A Lasting Impression: The Importance of the Official Seal On the Hawksbill Creek Agreement
Dec. 06, 2021
Signed on 24 November 1955, the Hawksbill Creek Agreement allowed a city to be created from pine barren and swamp. The red seal, with its matrix, carried the commitment of the British Colonial Government.
As was tradition, official documents were bound with metal grommets and threaded with woven ribbon affixed with a red seal. A matrix impression of the Colonial Secretary of the Bahamas on the seal conveyed the importance and authenticity of the document. ("Matrix" is the term used for the imprinting device or mould used to create a seal.)

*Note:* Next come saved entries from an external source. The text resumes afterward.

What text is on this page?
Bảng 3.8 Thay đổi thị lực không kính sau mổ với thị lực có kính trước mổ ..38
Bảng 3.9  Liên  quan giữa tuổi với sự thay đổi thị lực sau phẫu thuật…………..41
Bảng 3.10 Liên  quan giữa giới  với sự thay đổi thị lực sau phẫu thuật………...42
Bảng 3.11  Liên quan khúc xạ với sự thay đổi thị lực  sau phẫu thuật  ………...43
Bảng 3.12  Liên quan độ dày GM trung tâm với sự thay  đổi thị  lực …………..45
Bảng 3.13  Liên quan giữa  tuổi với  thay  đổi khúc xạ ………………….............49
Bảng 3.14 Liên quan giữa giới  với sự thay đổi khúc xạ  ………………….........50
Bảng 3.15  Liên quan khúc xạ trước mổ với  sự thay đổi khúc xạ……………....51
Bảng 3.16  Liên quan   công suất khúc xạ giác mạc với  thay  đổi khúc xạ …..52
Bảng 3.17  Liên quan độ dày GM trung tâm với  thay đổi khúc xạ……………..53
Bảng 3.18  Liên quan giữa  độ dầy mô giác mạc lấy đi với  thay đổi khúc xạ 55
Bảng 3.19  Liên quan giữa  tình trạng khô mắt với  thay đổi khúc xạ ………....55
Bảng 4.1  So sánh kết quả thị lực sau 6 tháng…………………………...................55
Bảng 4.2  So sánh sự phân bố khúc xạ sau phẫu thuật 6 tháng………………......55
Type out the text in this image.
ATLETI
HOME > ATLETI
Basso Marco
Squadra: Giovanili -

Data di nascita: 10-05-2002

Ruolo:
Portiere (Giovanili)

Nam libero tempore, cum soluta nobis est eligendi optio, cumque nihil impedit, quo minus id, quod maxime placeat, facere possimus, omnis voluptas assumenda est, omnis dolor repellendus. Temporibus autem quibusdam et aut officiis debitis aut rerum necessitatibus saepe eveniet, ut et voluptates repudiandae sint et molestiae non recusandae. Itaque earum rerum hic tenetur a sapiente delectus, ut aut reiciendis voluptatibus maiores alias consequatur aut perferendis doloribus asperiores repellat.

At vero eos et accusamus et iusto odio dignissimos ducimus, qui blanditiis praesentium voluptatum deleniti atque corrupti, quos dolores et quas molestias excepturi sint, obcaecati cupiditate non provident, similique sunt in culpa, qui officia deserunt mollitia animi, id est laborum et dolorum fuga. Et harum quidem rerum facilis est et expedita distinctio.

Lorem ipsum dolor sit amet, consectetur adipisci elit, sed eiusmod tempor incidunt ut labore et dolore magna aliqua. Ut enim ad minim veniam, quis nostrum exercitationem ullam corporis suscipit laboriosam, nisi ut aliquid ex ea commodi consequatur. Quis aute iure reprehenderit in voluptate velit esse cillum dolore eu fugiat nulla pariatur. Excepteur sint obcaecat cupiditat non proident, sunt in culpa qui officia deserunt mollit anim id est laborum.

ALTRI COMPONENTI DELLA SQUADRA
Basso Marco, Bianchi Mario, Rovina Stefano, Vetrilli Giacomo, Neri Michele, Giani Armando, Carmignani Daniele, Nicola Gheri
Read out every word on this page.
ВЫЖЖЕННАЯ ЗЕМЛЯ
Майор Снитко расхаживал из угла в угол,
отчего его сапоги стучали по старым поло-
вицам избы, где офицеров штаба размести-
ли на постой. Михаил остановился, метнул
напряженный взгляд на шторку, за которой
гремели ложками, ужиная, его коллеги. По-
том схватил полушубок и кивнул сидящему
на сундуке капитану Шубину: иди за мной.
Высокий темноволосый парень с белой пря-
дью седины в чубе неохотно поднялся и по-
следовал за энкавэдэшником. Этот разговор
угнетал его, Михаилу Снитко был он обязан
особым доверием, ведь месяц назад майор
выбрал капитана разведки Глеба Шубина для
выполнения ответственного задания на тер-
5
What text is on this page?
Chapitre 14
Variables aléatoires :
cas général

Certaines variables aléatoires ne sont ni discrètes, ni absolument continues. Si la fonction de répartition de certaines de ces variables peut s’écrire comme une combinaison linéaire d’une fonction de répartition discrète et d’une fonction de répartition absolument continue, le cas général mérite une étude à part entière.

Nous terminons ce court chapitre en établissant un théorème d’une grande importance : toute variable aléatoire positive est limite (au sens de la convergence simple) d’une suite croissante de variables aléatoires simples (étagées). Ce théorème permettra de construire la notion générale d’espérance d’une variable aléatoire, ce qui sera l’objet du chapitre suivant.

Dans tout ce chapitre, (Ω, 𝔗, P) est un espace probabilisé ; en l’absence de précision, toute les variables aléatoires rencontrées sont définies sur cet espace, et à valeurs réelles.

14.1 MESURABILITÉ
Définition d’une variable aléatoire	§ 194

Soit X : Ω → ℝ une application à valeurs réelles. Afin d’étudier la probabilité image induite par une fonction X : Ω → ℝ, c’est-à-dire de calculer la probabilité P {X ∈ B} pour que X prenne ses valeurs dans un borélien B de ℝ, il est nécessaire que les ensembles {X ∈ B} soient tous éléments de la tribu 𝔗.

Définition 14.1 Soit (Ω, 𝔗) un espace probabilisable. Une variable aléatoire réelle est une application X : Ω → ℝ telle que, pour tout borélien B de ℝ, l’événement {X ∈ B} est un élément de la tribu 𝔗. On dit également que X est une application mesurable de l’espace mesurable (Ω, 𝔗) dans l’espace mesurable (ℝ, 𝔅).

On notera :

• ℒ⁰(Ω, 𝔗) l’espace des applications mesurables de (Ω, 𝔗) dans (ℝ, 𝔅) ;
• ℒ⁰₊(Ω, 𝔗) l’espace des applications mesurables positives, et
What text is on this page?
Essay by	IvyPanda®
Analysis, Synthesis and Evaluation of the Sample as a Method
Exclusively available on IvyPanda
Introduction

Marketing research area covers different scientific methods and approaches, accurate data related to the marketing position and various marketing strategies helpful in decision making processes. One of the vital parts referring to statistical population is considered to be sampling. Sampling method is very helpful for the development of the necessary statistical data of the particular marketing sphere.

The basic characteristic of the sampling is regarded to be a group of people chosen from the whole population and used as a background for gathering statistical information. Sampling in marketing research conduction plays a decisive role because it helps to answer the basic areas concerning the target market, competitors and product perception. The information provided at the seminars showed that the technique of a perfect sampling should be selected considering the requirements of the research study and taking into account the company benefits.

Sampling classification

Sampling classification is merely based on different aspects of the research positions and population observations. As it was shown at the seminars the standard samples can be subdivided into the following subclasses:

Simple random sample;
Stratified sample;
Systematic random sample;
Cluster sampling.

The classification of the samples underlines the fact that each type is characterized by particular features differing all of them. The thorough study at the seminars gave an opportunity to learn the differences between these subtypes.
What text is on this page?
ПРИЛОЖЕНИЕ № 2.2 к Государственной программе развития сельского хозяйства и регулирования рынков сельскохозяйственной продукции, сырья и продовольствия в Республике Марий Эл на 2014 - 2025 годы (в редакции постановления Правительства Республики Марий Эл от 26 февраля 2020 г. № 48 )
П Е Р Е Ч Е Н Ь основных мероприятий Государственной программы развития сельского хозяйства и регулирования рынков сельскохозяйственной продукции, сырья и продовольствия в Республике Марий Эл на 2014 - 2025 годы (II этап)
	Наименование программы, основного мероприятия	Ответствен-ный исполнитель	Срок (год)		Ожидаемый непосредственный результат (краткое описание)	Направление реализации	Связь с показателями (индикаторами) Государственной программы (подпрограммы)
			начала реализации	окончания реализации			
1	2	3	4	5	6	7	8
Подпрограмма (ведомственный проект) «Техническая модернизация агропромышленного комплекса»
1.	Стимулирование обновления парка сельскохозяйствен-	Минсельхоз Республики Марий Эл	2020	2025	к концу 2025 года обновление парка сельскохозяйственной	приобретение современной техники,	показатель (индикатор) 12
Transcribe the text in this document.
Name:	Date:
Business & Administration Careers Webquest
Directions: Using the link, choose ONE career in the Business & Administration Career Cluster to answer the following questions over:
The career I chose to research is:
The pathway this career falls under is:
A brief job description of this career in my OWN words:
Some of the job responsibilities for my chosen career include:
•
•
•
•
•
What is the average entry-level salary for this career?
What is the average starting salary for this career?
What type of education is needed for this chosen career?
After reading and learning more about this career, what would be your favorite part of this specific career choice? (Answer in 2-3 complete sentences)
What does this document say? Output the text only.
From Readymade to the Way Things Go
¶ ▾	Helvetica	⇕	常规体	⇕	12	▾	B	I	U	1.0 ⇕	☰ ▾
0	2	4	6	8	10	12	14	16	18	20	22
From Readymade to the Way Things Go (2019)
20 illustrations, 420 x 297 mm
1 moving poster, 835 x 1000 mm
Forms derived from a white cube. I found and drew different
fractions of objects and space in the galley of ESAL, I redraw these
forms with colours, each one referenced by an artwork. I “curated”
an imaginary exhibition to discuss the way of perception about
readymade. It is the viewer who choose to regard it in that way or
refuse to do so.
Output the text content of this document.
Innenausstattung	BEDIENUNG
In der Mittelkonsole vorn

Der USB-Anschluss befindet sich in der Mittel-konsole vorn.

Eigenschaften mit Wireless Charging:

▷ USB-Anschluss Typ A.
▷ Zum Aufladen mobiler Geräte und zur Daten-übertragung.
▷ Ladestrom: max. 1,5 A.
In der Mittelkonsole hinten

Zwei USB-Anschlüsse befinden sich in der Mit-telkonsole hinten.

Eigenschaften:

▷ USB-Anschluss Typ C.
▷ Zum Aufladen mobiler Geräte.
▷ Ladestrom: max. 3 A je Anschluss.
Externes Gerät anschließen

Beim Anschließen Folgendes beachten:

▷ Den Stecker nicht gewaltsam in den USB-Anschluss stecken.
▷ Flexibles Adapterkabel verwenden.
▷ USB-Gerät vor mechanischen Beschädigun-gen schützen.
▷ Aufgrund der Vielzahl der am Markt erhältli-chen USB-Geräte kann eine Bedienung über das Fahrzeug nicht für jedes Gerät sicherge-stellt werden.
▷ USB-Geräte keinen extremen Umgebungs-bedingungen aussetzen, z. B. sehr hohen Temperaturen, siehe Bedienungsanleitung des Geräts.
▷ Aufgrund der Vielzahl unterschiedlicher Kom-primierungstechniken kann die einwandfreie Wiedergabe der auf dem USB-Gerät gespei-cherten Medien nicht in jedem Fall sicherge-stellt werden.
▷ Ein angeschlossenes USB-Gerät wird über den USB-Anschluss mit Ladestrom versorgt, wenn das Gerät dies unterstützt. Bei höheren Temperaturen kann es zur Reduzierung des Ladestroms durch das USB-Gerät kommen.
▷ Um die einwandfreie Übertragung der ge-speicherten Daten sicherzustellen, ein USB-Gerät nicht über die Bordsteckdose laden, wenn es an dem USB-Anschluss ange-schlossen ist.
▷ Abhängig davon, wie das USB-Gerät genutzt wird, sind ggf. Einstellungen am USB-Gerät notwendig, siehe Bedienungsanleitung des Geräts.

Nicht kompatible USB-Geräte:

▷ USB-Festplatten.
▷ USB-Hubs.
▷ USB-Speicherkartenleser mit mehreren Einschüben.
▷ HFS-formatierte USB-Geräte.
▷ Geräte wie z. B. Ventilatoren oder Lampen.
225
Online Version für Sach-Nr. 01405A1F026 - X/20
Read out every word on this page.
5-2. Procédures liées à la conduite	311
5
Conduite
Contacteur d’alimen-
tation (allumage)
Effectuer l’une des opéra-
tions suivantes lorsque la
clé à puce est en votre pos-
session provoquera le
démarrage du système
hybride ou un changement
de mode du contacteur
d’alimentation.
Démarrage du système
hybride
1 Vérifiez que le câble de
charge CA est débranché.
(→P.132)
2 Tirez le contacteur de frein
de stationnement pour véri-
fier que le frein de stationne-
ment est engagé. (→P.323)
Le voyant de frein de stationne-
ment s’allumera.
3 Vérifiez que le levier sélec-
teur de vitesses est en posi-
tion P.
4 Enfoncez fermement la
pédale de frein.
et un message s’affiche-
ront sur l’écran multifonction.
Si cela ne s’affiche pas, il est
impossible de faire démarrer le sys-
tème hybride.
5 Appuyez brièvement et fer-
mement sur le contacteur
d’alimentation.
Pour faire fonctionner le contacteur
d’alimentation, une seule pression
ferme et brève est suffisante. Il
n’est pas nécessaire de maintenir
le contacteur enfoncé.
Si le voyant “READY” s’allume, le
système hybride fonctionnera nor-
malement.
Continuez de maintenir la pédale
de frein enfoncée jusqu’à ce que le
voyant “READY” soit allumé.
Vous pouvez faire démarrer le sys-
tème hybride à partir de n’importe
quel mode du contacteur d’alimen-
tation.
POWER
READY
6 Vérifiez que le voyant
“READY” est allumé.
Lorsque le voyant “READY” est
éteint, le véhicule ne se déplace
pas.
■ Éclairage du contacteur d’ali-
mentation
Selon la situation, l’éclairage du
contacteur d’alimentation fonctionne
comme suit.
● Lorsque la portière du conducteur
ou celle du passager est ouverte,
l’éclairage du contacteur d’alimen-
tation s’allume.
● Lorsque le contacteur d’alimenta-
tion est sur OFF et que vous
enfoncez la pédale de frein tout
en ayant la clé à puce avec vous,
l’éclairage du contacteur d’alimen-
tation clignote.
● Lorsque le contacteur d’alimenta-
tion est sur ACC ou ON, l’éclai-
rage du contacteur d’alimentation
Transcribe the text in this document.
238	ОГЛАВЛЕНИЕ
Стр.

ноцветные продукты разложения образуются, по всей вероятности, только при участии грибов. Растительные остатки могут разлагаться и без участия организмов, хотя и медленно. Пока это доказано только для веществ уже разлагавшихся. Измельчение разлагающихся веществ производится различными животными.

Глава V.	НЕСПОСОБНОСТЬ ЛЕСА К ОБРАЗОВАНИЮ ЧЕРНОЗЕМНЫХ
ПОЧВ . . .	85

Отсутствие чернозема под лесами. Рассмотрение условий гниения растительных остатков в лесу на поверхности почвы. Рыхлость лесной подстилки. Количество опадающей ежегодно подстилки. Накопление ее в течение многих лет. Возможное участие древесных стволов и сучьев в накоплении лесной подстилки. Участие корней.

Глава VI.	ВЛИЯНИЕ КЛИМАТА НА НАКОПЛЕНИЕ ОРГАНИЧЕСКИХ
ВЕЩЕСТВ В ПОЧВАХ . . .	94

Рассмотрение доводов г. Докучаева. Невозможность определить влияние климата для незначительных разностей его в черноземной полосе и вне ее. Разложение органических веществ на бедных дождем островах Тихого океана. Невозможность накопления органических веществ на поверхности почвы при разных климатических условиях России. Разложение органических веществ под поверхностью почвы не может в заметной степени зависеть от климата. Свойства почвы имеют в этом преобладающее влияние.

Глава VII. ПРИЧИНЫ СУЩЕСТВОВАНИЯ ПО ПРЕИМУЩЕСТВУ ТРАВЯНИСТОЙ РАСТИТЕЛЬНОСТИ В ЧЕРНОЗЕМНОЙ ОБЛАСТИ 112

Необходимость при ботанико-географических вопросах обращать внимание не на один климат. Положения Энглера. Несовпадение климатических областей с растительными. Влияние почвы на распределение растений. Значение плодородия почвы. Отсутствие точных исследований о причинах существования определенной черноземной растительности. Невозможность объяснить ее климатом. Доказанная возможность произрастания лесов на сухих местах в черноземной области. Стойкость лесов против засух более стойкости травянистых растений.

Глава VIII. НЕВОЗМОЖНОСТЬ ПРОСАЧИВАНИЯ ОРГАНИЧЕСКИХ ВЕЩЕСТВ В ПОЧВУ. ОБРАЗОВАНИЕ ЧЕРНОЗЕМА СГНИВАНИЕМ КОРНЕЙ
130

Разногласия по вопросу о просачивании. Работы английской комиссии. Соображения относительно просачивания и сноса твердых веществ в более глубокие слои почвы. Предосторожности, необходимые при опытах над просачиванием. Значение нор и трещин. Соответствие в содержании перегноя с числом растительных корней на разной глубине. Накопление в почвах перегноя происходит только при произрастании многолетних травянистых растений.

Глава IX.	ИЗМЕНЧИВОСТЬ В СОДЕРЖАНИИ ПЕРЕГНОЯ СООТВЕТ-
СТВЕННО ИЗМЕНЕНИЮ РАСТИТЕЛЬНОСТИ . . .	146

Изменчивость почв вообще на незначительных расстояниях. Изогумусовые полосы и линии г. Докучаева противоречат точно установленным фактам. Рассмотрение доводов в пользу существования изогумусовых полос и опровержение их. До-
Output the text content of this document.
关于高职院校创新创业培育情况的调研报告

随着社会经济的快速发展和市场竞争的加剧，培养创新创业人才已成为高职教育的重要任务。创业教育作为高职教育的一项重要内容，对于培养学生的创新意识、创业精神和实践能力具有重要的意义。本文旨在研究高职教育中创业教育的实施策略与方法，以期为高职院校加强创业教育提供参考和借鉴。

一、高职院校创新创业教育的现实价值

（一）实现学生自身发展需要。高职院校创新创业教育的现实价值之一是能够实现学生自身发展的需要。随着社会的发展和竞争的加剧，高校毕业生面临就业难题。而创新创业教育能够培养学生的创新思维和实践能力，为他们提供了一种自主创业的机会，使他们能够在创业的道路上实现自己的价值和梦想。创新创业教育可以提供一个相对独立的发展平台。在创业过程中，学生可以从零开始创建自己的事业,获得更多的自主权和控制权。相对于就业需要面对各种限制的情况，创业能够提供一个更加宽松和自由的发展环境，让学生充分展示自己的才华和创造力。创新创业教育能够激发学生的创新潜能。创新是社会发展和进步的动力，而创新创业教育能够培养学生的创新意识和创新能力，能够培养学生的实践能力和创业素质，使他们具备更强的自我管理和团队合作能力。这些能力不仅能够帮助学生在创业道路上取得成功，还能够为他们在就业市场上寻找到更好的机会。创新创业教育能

The historic agreement specified that the newly created Grand Bahama Port Authority could lease with an option to buy, if the conditions of the Agreement were met, 50,000 acres of Crown land in addition to 80 acres already acquired from private owners, with another 1,420 acres to be bought from other owners.
The acquisition was contingent on the construction of a deep-water harbor and turning basin, investment in and creation of much needed facilities to support a viable community. Schools, medical facilities, roads, and all necessary utilities – inclusive of electricity, gas, water, telephone and sewage disposal systems, had to be designed and built.
If these stipulations were not met, or the harbor not completed in the three-year window, the agreement could be terminated and the Crown land leases would revert to the government.
Wallace Groves had the vision and the fortitude to make what some called an “impossible dream” a reality. It all began with an idea, inked on paper, threaded with ribbon and a seal.
The seal you see here continues to make a historic impression today.